Provisions Prohibited in a Nonprime Loan
The act expands the list of provisions that are prohibited in nonprime laws to include:
1. for a loan with a term of less than seven years, a payment schedule with regular periodic payments that when aggregated does not fully amortize the outstanding principal balance, except that this limitation does not apply to loans with maturities of less than one year if the loan's purpose is a bridge loan, as defined in federal regulation, connected with the acquisition or construction of a dwelling intended to become the borrower's principal dwelling;
2. a payment schedule with regular periodic payments that cause the principal balance to increase;
3. a payment schedule that consolidates more than two periodic payments and pays them in advance from the proceeds, unless such payments are required to be escrowed by a governmental agency;
4. default charges in excess of 5% of the amount in default; or
5. a call provision that permits the lender, in its sole discretion, to accelerate the indebtedness.

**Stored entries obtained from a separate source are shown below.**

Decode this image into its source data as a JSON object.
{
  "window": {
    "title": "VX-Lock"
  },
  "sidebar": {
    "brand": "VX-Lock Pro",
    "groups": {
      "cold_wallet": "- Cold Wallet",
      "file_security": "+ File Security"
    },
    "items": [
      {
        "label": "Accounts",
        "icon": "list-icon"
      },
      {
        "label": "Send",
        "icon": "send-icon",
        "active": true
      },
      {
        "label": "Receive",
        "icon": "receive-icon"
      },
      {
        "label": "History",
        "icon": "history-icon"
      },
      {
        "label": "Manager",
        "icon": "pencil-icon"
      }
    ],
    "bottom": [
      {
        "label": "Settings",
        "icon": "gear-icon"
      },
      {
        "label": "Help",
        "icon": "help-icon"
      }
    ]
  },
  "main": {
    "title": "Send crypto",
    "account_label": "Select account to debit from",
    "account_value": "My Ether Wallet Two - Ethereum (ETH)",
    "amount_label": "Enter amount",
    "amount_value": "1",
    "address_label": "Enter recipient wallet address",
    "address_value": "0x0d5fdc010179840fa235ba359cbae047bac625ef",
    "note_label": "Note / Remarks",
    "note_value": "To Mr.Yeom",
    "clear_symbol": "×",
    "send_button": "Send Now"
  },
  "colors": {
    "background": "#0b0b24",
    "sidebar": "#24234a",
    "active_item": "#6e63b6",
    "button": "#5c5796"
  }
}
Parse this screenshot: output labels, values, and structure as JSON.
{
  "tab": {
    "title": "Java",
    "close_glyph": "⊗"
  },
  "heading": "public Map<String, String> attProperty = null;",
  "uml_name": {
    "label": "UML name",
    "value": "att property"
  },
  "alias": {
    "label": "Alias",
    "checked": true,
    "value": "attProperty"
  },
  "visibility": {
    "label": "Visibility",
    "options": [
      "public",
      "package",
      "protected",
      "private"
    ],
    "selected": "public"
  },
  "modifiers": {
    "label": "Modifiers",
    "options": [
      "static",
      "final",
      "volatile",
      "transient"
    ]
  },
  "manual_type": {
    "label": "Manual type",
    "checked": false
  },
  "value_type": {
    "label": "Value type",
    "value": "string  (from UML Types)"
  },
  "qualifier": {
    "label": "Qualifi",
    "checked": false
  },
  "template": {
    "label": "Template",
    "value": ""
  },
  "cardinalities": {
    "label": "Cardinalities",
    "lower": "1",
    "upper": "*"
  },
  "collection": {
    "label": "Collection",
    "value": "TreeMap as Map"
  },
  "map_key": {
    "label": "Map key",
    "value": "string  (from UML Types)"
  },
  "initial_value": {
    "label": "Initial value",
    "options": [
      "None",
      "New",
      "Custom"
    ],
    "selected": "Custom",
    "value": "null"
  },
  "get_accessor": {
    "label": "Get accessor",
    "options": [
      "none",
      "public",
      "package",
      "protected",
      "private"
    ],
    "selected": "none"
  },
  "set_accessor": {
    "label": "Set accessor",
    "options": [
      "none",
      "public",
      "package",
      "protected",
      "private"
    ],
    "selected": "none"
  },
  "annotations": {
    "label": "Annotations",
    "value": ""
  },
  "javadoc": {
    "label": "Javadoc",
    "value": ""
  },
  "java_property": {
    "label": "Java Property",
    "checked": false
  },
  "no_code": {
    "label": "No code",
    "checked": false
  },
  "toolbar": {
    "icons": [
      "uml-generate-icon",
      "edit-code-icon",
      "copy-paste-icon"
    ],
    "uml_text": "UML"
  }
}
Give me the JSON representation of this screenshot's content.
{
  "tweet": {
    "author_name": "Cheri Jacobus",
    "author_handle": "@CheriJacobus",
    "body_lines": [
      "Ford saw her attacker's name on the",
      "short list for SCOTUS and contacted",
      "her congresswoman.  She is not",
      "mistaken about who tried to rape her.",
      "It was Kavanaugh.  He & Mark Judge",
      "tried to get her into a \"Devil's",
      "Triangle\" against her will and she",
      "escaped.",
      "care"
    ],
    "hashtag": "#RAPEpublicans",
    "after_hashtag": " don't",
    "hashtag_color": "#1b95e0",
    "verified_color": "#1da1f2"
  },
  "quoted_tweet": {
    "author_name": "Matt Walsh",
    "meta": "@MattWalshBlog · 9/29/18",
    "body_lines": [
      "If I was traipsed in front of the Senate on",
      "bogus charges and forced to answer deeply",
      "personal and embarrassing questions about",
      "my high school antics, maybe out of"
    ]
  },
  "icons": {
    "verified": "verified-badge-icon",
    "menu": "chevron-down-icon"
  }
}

This last prohibition does not apply when repayment of the loan is accelerated by bona fide default pursuant to a due-on-sale clause provision or pursuant to another provision of the loan agreement unrelated to the payment schedule.
As under existing law, if a nonprime loan contains any of these provisions, it is void and unenforceable.
§ 5 — ABANDONED APPLICATIONS FROM MORTGAGE PROFESSIONALS
The act allows the commissioner to deem an application for a license as a mortgage lender, mortgage correspondent lender, mortgage broker, or mortgage loan originator abandoned if the applicant fails to respond to any request for information under the mortgage licensing statutes. Before doing this, the act requires the commissioner to notify the applicant in writing that the application is deemed abandoned if the information is not submitted within 60 days. The act allows the banking department to keep the application fee for abandoned applications, and provides that abandonment does not preclude the applicant from submitting a new application.
§§ 4, 6 & 8 — PROHIBITION AGAINST INCREASING INTEREST RATE AFTER DEFAULT
Under prior law, a high-cost home loan could not provide for an increase in the interest rate after default or default charges in excess of 5% of the amount in default. Similarly, nonprime loans could not have a provision that increases the interest rate after default. The act eliminates the (1) high-cost loan prohibition starting on the date of the act's passage and (2) the nonprime loan provision starting on October 1, 2009. Instead, starting October 1, 2009, the act prohibits lenders from including in any mortgage loan a provision that increases the interest rate as a result of default.
The act maintains for all loans the existing law's nonprime loan exception for an increase for a failure to comply with a provision to maintain an automatic electronic payment feature, if the maintenance provision was provided in return for an interest rate reduction and the increase is no greater than the reduction.
Public Act 09-209
This act provides that a person subject to the new mortgage practice rules it creates includes, among others, an individual who makes more than three individual mortgage loans or who purchases or sells more than three residential properties in a consecutive 12-month period. PA 09-209 specifies that the term instead includes an individual who is a mortgagor (borrower) on such loans.
PA 09-209 also adds a definition of APR from the Connecticut Abusive Home Loan Lending Practices Act and makes technical changes.